This evening, Teatro Astra in Vicenza (where I happen to be at the moment) presented a dance performance by Naturalis Labor, a local dance troupe. Called "Chicken," the piece featured two dancers, Silvia Bertoncelli and Marta Bevilacqua.
The dance began with the women showcasing the possibilities for modern dance based on chicken behavior. Although entertaining, I wasn't totally convinced: why, I kept thinking, would anyone want to confine themselves to chicken-hood? A chicken, after all, is not a lion or a wolf or an antelope; an aspirational animal it isn't.
After documenting clucking, pecking and fluttering, the dancers depicted other limitations: flightlessness, cantankerousness, violent temperament, bloody claws. And egg laying. As one of the dancers ecstatically laid eggs around the stage, the other woman emerged from the wings clothed as a peasant woman. First, she gathered the eggs. Then, she began cracking and beating them manically, faster and faster, until the other dancer (who'd fled before the egg holocaust) reentered the stage, also dressed as a peasant woman, and carrying two trays of eggs. A "peasant egg dance" ensued.
Truthfully, I still didn't get where the dance was going. Peasant women, I thought. How kitch.
But "Chicken" had bigger eggs to fry, and when the dancers yanked away a feather-covered cloth, their political agenda became impossible to ignore: across the back of the stage stretched several metal cabinets featuring props from the industrial processing of chickens. Gone were the soft feathers and gentle clucking or indignant squawking of the farm-raised chickens; in their place, rubber, skinny, squeaky and dead, were caged chicken carcasses.
Possibly, the dance was about vegetarianism.
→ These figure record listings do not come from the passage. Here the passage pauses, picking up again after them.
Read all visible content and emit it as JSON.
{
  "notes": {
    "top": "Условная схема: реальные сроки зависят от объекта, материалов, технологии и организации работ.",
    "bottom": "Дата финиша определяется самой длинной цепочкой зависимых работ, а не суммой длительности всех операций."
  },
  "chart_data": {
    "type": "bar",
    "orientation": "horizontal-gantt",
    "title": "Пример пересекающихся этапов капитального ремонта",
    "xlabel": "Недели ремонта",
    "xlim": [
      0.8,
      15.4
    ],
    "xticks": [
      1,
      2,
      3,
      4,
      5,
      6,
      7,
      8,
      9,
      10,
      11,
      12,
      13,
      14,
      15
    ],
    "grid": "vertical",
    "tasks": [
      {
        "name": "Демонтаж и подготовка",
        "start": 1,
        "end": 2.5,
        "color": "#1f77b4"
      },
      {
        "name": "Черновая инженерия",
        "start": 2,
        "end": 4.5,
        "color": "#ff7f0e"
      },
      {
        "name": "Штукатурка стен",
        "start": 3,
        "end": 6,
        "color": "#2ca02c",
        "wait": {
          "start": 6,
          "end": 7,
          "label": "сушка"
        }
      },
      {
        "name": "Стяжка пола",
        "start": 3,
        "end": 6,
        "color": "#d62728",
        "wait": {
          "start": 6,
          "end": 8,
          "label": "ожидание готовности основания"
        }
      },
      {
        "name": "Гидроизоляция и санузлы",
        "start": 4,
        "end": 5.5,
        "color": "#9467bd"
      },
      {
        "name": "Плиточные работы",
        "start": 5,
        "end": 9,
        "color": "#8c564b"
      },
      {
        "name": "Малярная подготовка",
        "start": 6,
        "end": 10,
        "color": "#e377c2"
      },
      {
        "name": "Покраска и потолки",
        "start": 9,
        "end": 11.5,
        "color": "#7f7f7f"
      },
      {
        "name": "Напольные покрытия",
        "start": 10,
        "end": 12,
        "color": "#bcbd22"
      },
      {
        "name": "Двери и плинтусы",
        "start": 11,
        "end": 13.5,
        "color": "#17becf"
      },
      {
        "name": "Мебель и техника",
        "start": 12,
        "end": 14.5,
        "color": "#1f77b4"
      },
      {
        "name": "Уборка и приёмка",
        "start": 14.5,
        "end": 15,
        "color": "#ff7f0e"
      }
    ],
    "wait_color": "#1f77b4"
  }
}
More likely, it had a "slow food" subtext. But most definitely, the dance was not primarily about chickens: it was about women.
The situation of women in today's society bears uncomfortable comparison to industrially processed chickens, parallels that "Chicken" took pains to elucidate. Clothed, first, in padded leotards and, second, in dresses that appeared to be made from sacks for transporting agricultural products, the dancers in the final part of "Chicken" illustrated that brutal, provincial and pre-modern can look pretty good, if the other option is the organized violence of industrialized modernity.
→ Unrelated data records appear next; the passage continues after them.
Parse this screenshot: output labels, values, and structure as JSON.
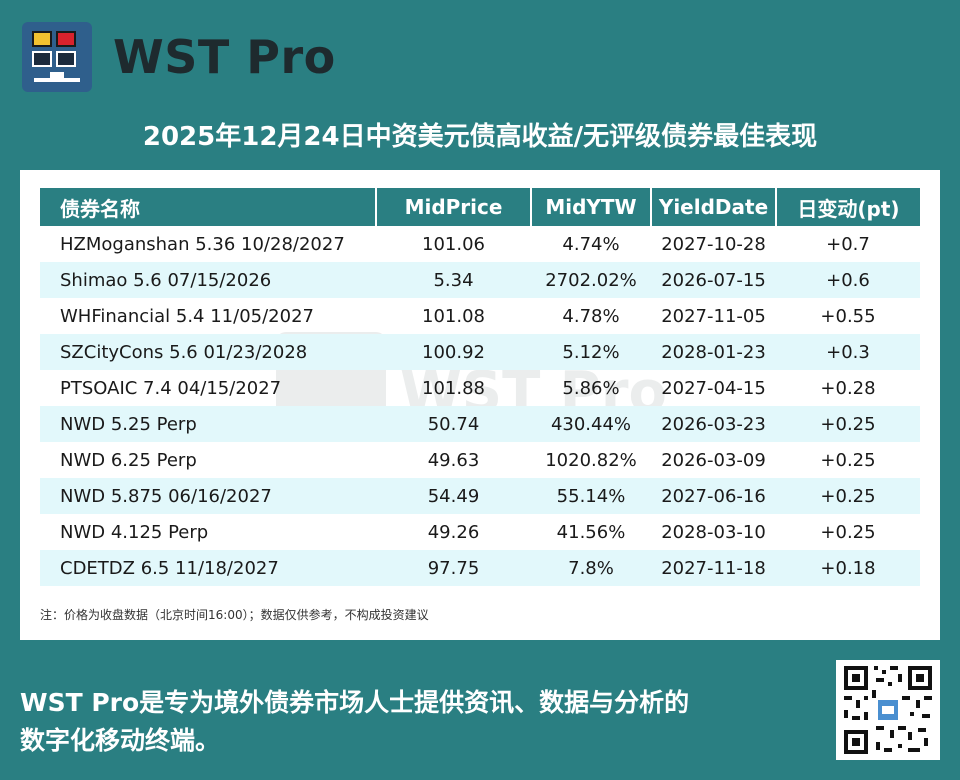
{
  "brand": {
    "name": "WST Pro"
  },
  "title": "2025年12月24日中资美元债高收益/无评级债券最佳表现",
  "table": {
    "columns": [
      "债券名称",
      "MidPrice",
      "MidYTW",
      "YieldDate",
      "日变动(pt)"
    ],
    "rows": [
      [
        "HZMoganshan 5.36 10/28/2027",
        "101.06",
        "4.74%",
        "2027-10-28",
        "+0.7"
      ],
      [
        "Shimao 5.6 07/15/2026",
        "5.34",
        "2702.02%",
        "2026-07-15",
        "+0.6"
      ],
      [
        "WHFinancial 5.4 11/05/2027",
        "101.08",
        "4.78%",
        "2027-11-05",
        "+0.55"
      ],
      [
        "SZCityCons 5.6 01/23/2028",
        "100.92",
        "5.12%",
        "2028-01-23",
        "+0.3"
      ],
      [
        "PTSOAIC 7.4 04/15/2027",
        "101.88",
        "5.86%",
        "2027-04-15",
        "+0.28"
      ],
      [
        "NWD 5.25 Perp",
        "50.74",
        "430.44%",
        "2026-03-23",
        "+0.25"
      ],
      [
        "NWD 6.25 Perp",
        "49.63",
        "1020.82%",
        "2026-03-09",
        "+0.25"
      ],
      [
        "NWD 5.875 06/16/2027",
        "54.49",
        "55.14%",
        "2027-06-16",
        "+0.25"
      ],
      [
        "NWD 4.125 Perp",
        "49.26",
        "41.56%",
        "2028-03-10",
        "+0.25"
      ],
      [
        "CDETDZ 6.5 11/18/2027",
        "97.75",
        "7.8%",
        "2027-11-18",
        "+0.18"
      ]
    ]
  },
  "note": "注：价格为收盘数据（北京时间16:00）；数据仅供参考，不构成投资建议",
  "footer": {
    "line1": "WST Pro是专为境外债券市场人士提供资讯、数据与分析的",
    "line2": "数字化移动终端。"
  },
  "colors": {
    "background": "#2a7f82",
    "header_row": "#2a7f82",
    "alt_row": "#e2f8fb",
    "logo_blue": "#2f5f8c"
  },
  "icons": [
    "wst-logo-icon",
    "qr-code-icon"
  ]
}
Women, like chickens, are mass produced: packaged, stripped to their skin until the maximum level of conformity is attained. The women's/chickens' connection to nature: broken. The striving for flight: forgotten. The ecstasies of egg laying: eradicated. As the chicken goes, so goes our females.
Personally, I'm sanguine. The darkness and shock of "Chicken" are both alien to my outlook. And men, as well as women, suffer from the severing of relations between humans and nature, and from the industrialization of the process of putting meat-on-the-plate.
But despite the atavism and inflexibility of its politics, and regardless of the pedantic quality of some of its choreography, "Chicken" made its argument more compellingly, and entertainingly,
than I've seen in a long time. The performance deserves a bigger
audience than its getting at Teatro Astra in Vicenza.